Para ser leal hay que trabajar. De nada sirve ser delegado del delegado del delegado.
Para ser peronista hay que conocer el esfuerzo y el valor de lo más mínimo. El peronista conoce de la sangre y del sudor, del dolor y de la ausencia. Es el que da el ejemplo sin esperar honores ni diplomas. Es ese ser anónimo y querido por sus compañeros. El que se gana el derecho tras someterse ante el mejor tribunal, el del pueblo, el de las mayorías.
Ser leal es sacudirse el dolor y seguir para adelante. Recordar los bombardeos, la proscripción y la persecución, pero no contagiarse del odio tirano de quienes sólo se sienten plenos cuando maldicen y traicionan. Ese sentimiento que padecen los impotentes que no saben construir y los rencorosos que se hacen camino por la prepotencia de los golpes y no de las ideas.

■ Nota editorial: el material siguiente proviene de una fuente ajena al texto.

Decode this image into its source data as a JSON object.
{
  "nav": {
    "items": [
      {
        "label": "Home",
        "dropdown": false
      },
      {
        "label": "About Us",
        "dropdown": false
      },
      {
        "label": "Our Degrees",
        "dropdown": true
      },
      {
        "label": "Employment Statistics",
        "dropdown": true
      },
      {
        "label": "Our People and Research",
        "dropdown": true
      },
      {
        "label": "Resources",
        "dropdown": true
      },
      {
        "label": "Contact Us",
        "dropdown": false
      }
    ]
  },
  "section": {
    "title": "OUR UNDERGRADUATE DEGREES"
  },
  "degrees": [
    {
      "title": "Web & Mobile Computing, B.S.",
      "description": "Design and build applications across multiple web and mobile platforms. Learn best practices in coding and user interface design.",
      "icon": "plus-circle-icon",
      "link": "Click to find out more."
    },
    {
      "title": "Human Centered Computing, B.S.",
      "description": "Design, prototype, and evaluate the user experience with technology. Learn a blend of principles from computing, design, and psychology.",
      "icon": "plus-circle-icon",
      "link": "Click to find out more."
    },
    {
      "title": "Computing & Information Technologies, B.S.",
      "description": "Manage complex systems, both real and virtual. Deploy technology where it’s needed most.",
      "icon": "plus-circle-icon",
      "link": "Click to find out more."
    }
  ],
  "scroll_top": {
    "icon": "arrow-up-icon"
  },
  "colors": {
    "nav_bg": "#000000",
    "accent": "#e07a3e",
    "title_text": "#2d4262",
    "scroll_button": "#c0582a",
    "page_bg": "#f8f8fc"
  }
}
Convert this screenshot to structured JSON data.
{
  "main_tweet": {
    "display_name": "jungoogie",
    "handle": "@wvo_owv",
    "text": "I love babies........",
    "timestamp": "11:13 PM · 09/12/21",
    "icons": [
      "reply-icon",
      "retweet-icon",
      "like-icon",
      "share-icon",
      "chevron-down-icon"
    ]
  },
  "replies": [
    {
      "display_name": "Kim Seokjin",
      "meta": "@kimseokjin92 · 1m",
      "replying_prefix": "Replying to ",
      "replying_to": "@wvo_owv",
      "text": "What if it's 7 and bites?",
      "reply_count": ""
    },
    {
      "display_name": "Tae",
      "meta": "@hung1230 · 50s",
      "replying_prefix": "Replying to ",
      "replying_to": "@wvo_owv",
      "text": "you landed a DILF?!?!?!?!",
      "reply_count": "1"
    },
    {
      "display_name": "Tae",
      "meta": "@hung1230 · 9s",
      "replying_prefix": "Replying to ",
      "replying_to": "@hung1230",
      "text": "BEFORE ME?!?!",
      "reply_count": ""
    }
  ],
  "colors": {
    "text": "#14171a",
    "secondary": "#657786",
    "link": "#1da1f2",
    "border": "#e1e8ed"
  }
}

Hoy es el día de la lealtad, la de todos los días. Y debe festejarse por partida doble.
Porque el subsuelo de la Patria sublevada es ya el piso sin techo de los liberados, de los incluidos, de los que hoy son parte de un país democrático y con futuro.
Porque hay un pueblo que tiene como jefa de la Nación a una compañera como Cristina Fernández y aprende día a día del ejemplo inmortal, la entrega y el amor de Néstor. Pero por sobre todas las cosas porque hay 40 millones de argentinos que sonríen por haber recuperado la dignidad.